Die Bewertungsblätter für neuartige Zugleitsysteme (z.B. LZB CE) befinden sich in der Erarbeitung.


3
BREMSBEWERTUNG FÜR LANGSAMWIRKENDE DRUCKLUFTBREMSEN (BREMSART G)
Das Bewertungsblatt für langsamwirkende Druckluftbremsen enthält Anlage 4 .


4
BREMSBEWERTUNG UND BREMSGEWICHTSANSCHRIFT
Die Bremsgewichte sind den einzelnen Bremssegmenten der Fahrzeuge oder Züge zuzuordnen und nach besonderen Regeln an den Fahrzeugen außen anzuschreiben.
Für EBO-Fahrzeuge sind die Einzelheiten in der "Ergänzende Regelung Nr. B 001/2000 zur Anordnung und Ausführung von Bremsanschriften an Reisezug- und Triebwagen", Rev. 8 vom 13.06.2001 aufgeführt. Die am Fahrzeug außen angeschriebenen Bremsgewichtswerte beziehen sich auf die Steuerungsebene Hauptluftleitung.
Die auf der Basis anderer Steuerungssysteme (z.B. Fahrzeugbus) ermittelten Bremsgewichte sind fahrzeugintern zu hinterlegen und die Modalitäten ihrer Anwendung sind zu definieren.
Die nach den Abschnitten 2 und 3 in den einzelnen Bremsstellungen ermittelten Bremsgewichte sind Maximalwerte. Ist die Bremsleistung nach den Verfahren 2.1 und 2.2 zu bestimmen, so ist der kleinere der jeweils ermittelten Werte maßgebend.

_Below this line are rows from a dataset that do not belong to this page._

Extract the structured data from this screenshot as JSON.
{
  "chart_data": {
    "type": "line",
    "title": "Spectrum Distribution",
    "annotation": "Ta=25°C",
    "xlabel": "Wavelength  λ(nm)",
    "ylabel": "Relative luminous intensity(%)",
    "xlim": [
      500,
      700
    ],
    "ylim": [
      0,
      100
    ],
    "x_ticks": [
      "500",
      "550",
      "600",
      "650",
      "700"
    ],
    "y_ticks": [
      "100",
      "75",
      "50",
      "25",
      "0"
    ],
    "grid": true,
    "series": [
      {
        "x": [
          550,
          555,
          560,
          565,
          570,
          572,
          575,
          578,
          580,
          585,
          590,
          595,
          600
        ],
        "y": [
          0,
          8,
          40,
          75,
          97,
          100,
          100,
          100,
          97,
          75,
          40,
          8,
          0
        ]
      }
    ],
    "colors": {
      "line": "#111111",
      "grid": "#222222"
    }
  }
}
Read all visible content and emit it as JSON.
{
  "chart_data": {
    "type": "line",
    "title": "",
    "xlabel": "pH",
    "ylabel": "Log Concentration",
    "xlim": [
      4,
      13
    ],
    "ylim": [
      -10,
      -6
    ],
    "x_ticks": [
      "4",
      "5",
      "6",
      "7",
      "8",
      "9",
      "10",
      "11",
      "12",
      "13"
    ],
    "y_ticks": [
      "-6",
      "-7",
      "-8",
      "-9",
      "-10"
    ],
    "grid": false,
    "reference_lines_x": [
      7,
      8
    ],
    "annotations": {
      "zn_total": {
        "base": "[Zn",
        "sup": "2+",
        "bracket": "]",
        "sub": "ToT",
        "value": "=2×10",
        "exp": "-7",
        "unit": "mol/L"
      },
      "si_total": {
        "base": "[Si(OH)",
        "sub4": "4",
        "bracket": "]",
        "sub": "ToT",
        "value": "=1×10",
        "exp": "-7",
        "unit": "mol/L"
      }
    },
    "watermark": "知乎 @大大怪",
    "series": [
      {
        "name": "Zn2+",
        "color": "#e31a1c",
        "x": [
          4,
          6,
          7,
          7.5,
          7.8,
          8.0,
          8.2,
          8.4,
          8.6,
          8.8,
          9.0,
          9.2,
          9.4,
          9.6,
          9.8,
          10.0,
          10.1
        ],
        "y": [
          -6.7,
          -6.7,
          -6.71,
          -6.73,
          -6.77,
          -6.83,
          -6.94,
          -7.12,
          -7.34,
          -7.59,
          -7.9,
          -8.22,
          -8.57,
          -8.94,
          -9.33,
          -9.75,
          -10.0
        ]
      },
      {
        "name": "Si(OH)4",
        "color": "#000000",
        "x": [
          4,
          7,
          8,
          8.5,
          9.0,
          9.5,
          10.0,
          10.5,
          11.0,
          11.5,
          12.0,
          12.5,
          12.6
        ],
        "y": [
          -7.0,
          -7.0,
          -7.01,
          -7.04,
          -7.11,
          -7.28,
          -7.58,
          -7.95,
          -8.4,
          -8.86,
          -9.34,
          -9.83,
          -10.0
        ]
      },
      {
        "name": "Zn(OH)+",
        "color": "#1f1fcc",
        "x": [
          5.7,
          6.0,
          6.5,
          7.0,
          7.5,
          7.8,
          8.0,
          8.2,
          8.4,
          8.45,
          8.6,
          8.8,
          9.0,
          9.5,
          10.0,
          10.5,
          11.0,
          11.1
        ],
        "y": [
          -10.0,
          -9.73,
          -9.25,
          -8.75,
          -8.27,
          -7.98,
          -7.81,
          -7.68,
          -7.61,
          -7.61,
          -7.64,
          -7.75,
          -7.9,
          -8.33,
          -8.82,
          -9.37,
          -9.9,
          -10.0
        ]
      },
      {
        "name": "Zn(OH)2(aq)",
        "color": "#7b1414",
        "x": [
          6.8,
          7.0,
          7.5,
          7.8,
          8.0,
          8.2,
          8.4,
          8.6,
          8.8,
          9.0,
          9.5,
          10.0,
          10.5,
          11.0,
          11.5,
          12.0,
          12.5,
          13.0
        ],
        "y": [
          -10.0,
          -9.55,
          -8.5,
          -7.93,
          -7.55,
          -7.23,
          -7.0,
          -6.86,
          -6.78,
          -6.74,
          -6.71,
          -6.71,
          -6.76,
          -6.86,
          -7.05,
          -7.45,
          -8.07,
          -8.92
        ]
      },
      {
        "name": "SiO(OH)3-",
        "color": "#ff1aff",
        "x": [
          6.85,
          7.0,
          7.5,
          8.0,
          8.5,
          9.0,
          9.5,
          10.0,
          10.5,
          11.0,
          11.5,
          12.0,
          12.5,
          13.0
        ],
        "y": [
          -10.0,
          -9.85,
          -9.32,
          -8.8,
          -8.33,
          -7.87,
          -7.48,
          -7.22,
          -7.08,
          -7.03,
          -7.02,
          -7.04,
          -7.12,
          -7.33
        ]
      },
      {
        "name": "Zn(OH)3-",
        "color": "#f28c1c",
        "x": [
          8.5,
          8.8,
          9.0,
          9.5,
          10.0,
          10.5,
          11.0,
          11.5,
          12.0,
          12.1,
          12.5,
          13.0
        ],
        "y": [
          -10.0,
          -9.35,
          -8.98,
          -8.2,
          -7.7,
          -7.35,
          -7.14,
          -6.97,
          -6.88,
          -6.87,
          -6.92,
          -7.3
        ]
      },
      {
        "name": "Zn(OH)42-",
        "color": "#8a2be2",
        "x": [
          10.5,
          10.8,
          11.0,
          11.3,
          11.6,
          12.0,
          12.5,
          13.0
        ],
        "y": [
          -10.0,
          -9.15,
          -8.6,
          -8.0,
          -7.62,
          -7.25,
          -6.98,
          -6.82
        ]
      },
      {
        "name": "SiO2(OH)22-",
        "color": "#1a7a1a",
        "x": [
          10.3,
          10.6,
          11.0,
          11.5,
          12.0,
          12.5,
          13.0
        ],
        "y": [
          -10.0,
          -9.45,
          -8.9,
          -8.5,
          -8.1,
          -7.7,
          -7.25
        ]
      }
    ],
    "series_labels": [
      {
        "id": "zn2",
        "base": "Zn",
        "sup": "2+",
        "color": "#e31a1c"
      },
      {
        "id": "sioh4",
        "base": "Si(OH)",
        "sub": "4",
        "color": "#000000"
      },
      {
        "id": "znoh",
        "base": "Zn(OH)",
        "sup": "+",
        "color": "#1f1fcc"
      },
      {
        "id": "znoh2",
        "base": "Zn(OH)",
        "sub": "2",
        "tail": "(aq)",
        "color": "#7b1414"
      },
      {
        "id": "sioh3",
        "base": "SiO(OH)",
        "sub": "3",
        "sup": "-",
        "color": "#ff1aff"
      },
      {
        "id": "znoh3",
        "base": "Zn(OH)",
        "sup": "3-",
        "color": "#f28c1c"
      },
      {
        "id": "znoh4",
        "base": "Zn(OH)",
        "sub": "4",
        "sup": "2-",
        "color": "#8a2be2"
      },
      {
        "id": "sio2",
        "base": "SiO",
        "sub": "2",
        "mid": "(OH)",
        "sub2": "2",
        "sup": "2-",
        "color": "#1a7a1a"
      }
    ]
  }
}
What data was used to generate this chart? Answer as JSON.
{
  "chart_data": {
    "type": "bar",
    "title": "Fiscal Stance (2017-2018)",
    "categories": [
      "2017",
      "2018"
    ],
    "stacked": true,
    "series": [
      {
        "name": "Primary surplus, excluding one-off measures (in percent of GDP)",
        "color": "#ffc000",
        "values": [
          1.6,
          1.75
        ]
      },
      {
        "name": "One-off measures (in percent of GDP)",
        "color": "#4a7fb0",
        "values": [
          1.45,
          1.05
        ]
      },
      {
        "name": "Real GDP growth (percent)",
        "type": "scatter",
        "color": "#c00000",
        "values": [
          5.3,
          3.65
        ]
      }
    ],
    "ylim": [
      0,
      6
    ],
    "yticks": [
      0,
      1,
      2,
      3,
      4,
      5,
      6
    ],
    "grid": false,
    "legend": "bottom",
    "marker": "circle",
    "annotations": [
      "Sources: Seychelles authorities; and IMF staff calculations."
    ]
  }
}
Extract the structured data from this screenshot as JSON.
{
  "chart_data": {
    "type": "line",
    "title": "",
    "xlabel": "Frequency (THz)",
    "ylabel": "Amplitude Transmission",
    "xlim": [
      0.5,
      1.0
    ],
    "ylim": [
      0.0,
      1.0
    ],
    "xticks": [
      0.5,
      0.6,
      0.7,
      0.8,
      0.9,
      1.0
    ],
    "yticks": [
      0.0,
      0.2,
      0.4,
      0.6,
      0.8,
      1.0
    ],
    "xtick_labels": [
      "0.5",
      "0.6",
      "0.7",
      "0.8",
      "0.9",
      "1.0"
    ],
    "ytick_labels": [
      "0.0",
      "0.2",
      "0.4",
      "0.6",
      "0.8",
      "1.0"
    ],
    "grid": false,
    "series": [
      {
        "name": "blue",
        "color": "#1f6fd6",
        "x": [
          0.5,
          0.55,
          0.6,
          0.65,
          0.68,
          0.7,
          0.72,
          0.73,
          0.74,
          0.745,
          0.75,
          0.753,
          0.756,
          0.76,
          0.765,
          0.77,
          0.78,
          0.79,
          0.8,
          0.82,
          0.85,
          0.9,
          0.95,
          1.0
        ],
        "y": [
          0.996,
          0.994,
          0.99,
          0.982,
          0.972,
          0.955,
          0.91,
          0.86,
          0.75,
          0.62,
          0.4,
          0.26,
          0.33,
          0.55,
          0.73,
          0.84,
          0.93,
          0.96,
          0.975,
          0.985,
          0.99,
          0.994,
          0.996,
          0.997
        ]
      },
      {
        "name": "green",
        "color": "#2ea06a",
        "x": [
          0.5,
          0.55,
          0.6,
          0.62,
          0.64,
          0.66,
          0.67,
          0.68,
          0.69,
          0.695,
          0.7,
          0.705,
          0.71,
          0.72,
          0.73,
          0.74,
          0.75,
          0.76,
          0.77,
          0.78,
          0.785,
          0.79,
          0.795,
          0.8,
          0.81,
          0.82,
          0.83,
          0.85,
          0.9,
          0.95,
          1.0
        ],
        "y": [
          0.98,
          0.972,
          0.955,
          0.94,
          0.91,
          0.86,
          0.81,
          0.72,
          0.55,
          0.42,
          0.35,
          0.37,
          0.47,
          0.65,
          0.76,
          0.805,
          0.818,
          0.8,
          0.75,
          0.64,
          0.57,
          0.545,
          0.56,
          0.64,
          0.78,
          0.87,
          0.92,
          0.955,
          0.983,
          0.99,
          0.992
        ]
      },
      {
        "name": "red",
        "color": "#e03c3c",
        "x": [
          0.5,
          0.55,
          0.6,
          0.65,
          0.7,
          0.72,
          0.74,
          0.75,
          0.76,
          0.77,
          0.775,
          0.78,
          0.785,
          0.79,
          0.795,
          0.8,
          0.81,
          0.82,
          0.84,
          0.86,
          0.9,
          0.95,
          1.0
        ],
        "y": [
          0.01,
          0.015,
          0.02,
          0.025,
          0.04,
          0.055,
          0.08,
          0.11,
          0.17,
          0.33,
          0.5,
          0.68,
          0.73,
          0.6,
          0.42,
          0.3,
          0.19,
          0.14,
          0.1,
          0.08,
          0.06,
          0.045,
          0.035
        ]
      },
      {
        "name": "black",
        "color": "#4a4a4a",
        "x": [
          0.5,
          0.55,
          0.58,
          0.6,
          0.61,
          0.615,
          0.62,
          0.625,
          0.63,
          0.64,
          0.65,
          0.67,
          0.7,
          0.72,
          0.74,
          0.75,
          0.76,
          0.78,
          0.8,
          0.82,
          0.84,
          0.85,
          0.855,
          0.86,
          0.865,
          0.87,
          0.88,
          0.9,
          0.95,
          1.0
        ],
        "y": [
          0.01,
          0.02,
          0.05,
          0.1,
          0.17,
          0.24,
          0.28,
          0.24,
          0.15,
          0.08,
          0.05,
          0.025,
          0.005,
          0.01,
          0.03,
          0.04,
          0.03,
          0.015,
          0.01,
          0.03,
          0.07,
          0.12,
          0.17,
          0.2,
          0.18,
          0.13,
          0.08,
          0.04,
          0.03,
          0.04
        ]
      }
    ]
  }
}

Der tatsächliche Wert des am Fahrzeug anzuschreibenden Bremsgewichtes bei der Steuerungsebene Hauptluftleitung bzw. im Fahrzeug zu hinterlegenden Wertes bei anderen Steuerungssystemen in der jeweiligen Bremsstellung berücksichtigt betreiberspezifische Kennwerte und Betriebsdaten (Lastenheft, Konzeptabstimmung), wie z.B.:
* Wartungs- und Instandhaltungsregime
* Ausfallszenarien
* Reserven im Störungsfall
* Betriebliche Anforderung (z.B. Steilstreckentauglichkeit)
und kann deshalb vom versuchsmäßig bestimmten Maximalwert nach unten abweichen.
Die tatsächlich zur Anrechnung kommenden Bremsgewichte sind in der Fahrzeugdokumentation (Bremsberechnung) auszuweisen.